B & W is cool, low-res textures are not. |
+ The Saboteur runs easy on system resources. Maxed out with post-processing disabled, the game used between 400-600MB of video memory (Radeon R7 260X 2GB). My A10 6800k was at 50% CPU capacity (two cores) while playing the game.
+ / - For a 2009 game, character models are decent, but Mass Effect's were better, and Mass Effect came out two years before the Saboteur.
+ / - Leave the Post-Processing option off in the graphics menu. This game runs via DirectX 9 and looks just awful with Post-processing on.
+ / - There is a lot of nudity in The Saboteur. It is usually contextual, but sometimes it seems like the designers took the setting (one of the Resistance safe houses is in a burlesque theater) as a chance to binge on CG breasts. The female body is awesome, don't get me wrong, but in this case it seems like this part of the game was exploited to appeal more directly to twelve- and fourteen-year-old boys who might not have a standard of comparison.
- Some crashing. Not too bad - three times in 30 hours.

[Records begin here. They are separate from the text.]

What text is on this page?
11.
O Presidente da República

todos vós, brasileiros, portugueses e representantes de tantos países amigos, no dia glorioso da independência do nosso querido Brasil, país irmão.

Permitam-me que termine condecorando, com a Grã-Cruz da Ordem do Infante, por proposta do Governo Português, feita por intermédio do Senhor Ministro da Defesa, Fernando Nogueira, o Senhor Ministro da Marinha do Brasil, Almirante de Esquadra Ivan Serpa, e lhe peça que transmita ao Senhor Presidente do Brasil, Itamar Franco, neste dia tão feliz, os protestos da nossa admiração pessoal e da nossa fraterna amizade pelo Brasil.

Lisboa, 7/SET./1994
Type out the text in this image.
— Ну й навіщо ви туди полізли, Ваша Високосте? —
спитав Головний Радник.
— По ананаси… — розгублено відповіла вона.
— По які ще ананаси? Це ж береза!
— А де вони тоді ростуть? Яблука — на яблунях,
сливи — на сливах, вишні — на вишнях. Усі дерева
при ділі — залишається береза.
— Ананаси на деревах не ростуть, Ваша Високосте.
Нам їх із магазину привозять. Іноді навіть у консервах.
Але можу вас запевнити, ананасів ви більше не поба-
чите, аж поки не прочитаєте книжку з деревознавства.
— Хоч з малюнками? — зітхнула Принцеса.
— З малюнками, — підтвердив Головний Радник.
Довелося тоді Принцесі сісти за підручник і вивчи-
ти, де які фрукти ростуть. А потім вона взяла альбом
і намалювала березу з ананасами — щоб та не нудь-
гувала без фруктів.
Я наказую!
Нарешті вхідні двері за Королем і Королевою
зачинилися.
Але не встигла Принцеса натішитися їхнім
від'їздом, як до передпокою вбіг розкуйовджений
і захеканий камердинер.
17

- graphics are generally sub-par, with low-resolution textures everywhere and some of the worst texture pop-in that I've seen so far.
- Finding a "scenic viewpoint" results in the camera pulling back and panning (like Assassin's Creed Viewpoint synchronization). It's an achievement-based action, no new information is learned from the scenic viewpoint. I guess it is supposed to show the gamer how awesome Paris looks, but there are major problems with the mid-distance rendering. Near distance and far distance render fine (if blurry and low-res), but in between the two would be flickering textures or just black blotches. Not sure if bugged, or just a faulty installation.